Regarding the efficacy of flow diverters, Briganti et al. found an 81.5% mean rate of complete aneurysm occlusion, which showed progressive increase, in their systematic review [28]. Kallmes et al. reported the complete occlusion rates of 75% at 180 days and 85.5% at 1 year in the pooled analysis of three studies [29]. The 5-year results of PUFS revealed 86.8%, 93.4%, and 95.2% complete occlusion at 1, 3, and 5 years, respectively, confirming the increase in the occlusion rate of flow diverter treatment by time [30]. In summary, the occlusion rate after FRED treatment was not any worse than those in the previously published series of other flow diverters and has the similar tendency to increase over time.

Limitations and strengths of the study

This study has limitations: (i) despite its prospective design, the sites followed their standard of practice; therefore, the technique, selection of flow diverter and auxiliary devices, and the medication protocol varied among the centers; (ii) there was no routine post-treatment sectional imaging ((1) to check any unrecognized or asymptomatic adverse event and (2) to control whether the completely occluded aneurysms disappeared); (iii) the angiographic follow-up protocol varied though the patients were diligently followed clinically and with vascular imaging; and (iv) results were not evaluated by a core lab which may cause bias.
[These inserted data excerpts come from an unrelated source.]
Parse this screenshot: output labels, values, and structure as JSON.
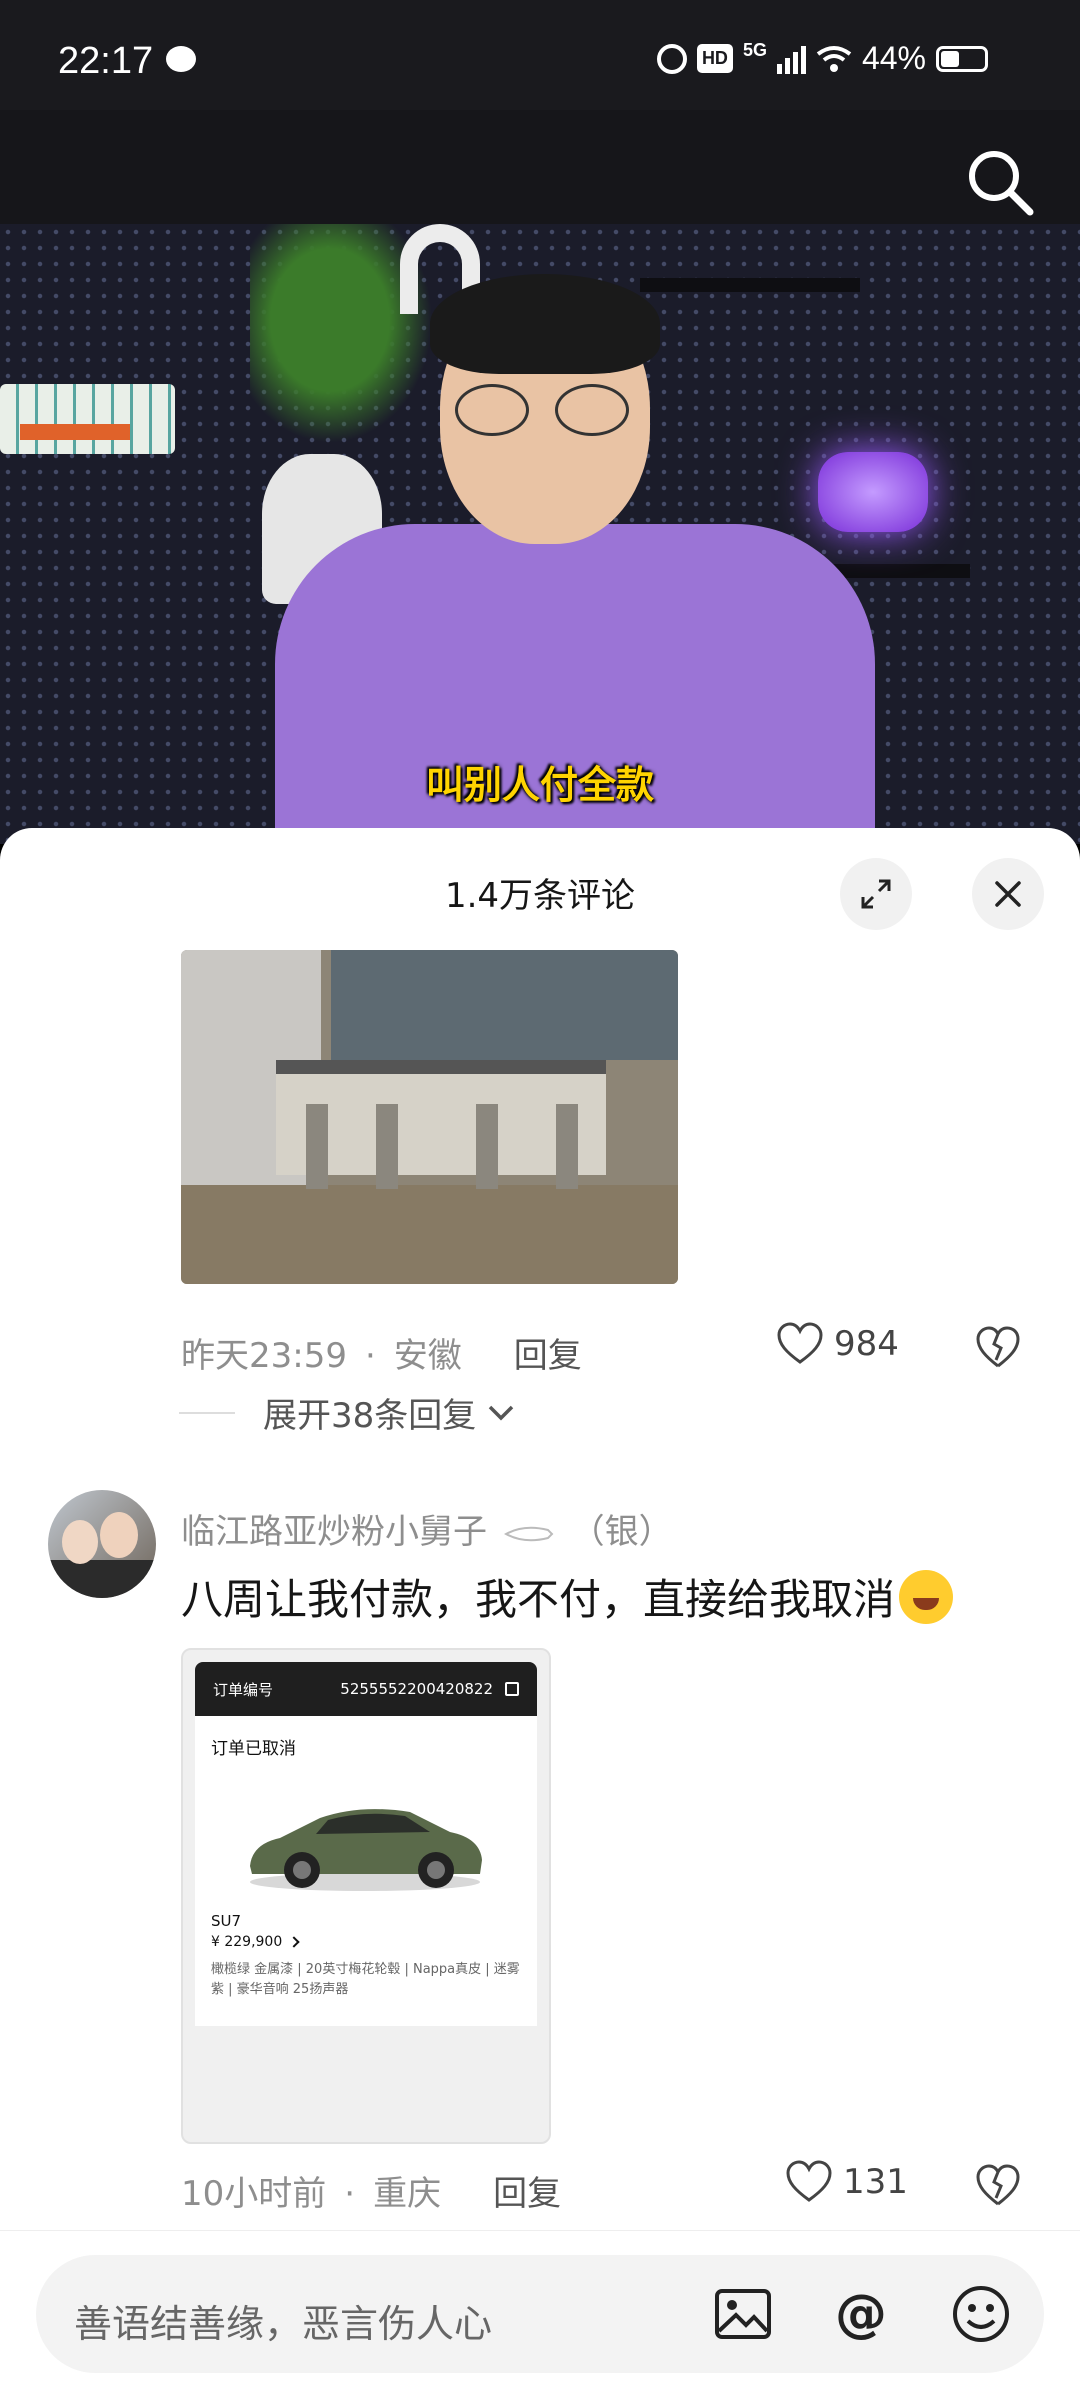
{
  "status_bar": {
    "time": "22:17",
    "battery": "44%",
    "network": "5G",
    "hd_label": "HD"
  },
  "video": {
    "caption": "叫别人付全款"
  },
  "comments_panel": {
    "title": "1.4万条评论",
    "comments": [
      {
        "timestamp": "昨天23:59",
        "location": "安徽",
        "reply_label": "回复",
        "likes": "984",
        "expand_replies": "展开38条回复"
      },
      {
        "username": "临江路亚炒粉小舅子",
        "badge": "（银）",
        "text": "八周让我付款，我不付，直接给我取消",
        "order": {
          "number_label": "订单编号",
          "number": "5255552200420822",
          "status": "订单已取消",
          "model": "SU7",
          "price": "¥ 229,900",
          "spec": "橄榄绿 金属漆 | 20英寸梅花轮毂 | Nappa真皮 | 迷雾紫 | 豪华音响 25扬声器"
        },
        "timestamp": "10小时前",
        "location": "重庆",
        "reply_label": "回复",
        "likes": "131"
      }
    ]
  },
  "input": {
    "placeholder": "善语结善缘，恶言伤人心"
  },
  "separator": "·"
}
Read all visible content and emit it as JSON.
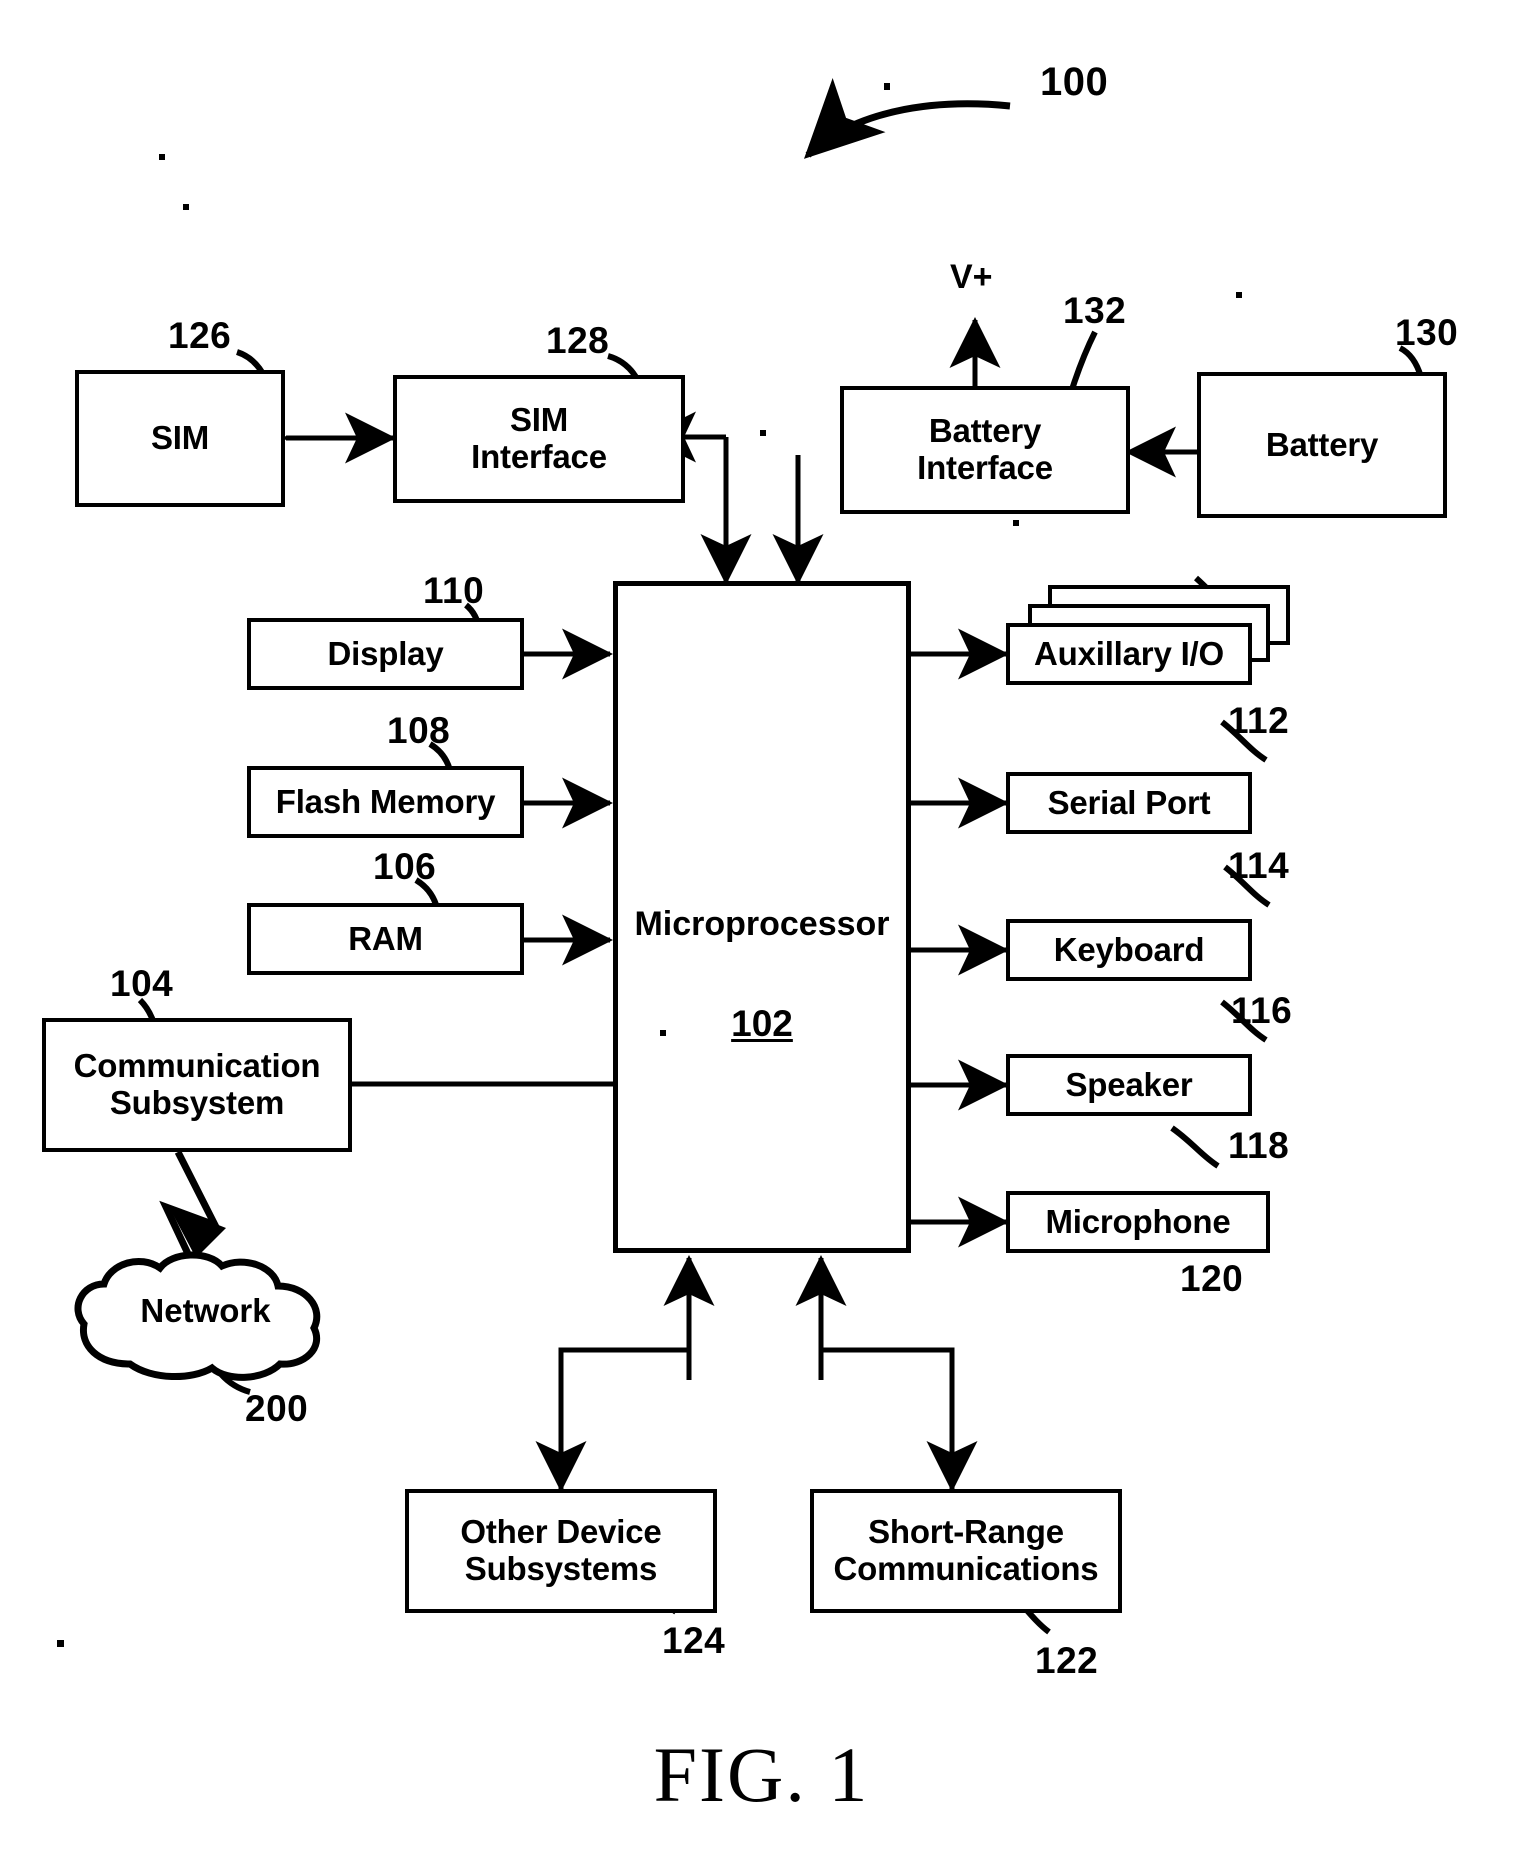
{
  "figure": {
    "caption": "FIG. 1",
    "system_ref": "100",
    "power_rail_label": "V+"
  },
  "nodes": {
    "sim": {
      "label": "SIM",
      "ref": "126"
    },
    "sim_interface": {
      "label": "SIM\nInterface",
      "ref": "128"
    },
    "battery_interface": {
      "label": "Battery\nInterface",
      "ref": "132"
    },
    "battery": {
      "label": "Battery",
      "ref": "130"
    },
    "display": {
      "label": "Display",
      "ref": "110"
    },
    "flash_memory": {
      "label": "Flash Memory",
      "ref": "108"
    },
    "ram": {
      "label": "RAM",
      "ref": "106"
    },
    "communication_subsystem": {
      "label": "Communication\nSubsystem",
      "ref": "104"
    },
    "network": {
      "label": "Network",
      "ref": "200"
    },
    "microprocessor": {
      "label": "Microprocessor",
      "ref": "102"
    },
    "auxiliary_io": {
      "label": "Auxillary I/O",
      "ref": "112"
    },
    "serial_port": {
      "label": "Serial Port",
      "ref": "114"
    },
    "keyboard": {
      "label": "Keyboard",
      "ref": "116"
    },
    "speaker": {
      "label": "Speaker",
      "ref": "118"
    },
    "microphone": {
      "label": "Microphone",
      "ref": "120"
    },
    "other_device_subsystems": {
      "label": "Other Device\nSubsystems",
      "ref": "124"
    },
    "short_range_communications": {
      "label": "Short-Range\nCommunications",
      "ref": "122"
    }
  },
  "colors": {
    "ink": "#000000",
    "paper": "#ffffff"
  }
}
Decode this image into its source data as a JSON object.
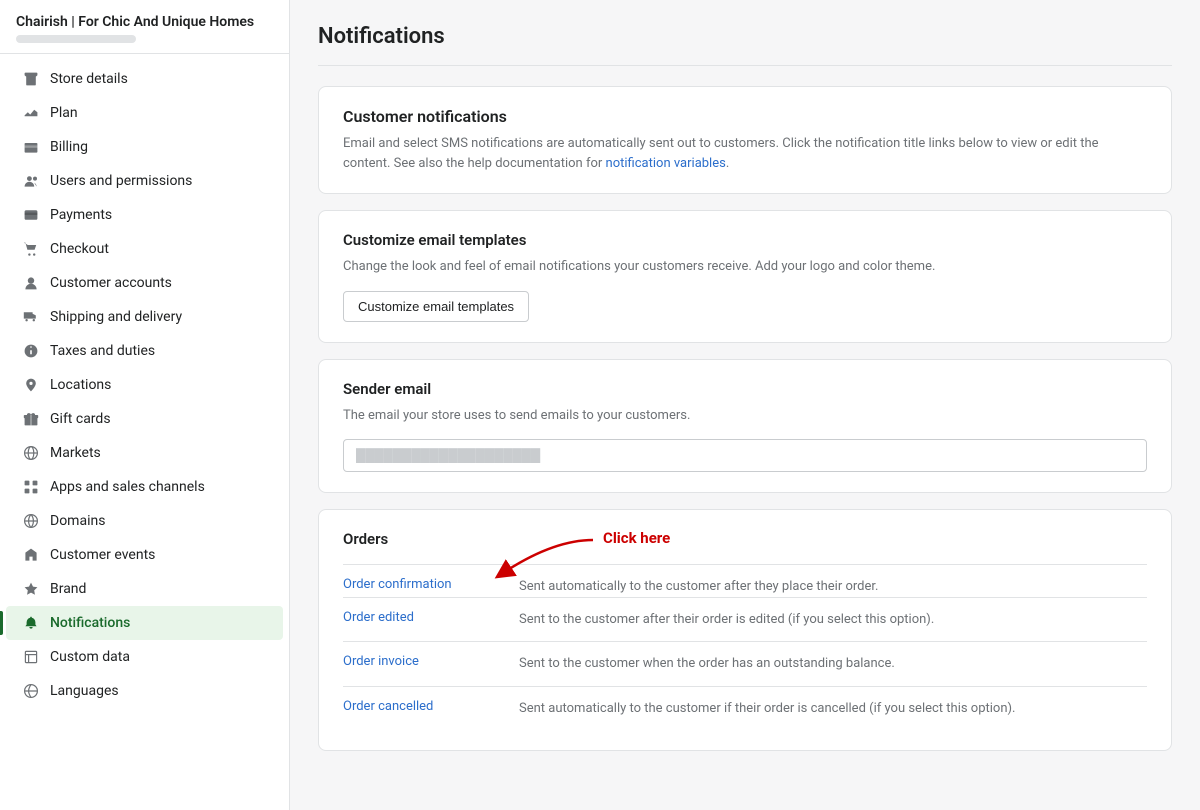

On the other hand, the strengths of the study are as follows: (i) because of the prospective design, the physicians included all consecutive cases which would prevent reporting bias; (ii) all cases were collected in one center; the results were evaluated anonymously by the same jury of physicians; (iii) all patients except one had preoperative platelet function testing; therefore, effective inhibition of thrombocyte aggregation provided a homogenous cohort in that respect; and (iv) because durability is frequently a concern raised against the endovascular treatment, the prolonged follow-up time in a high number of patients in this series is important to support the endovascular treatment.

Conclusion

FRED may offer cerebral aneurysm treatment with good long-term safety and efficacy when flow diversion is the method of choice; however, randomized comparisons are needed for confirmation. This series revealed that in the long term (i.e., after 24 months), it is an exception to encounter an adverse event, and the aneurysms do not get recanalized once they are occluded.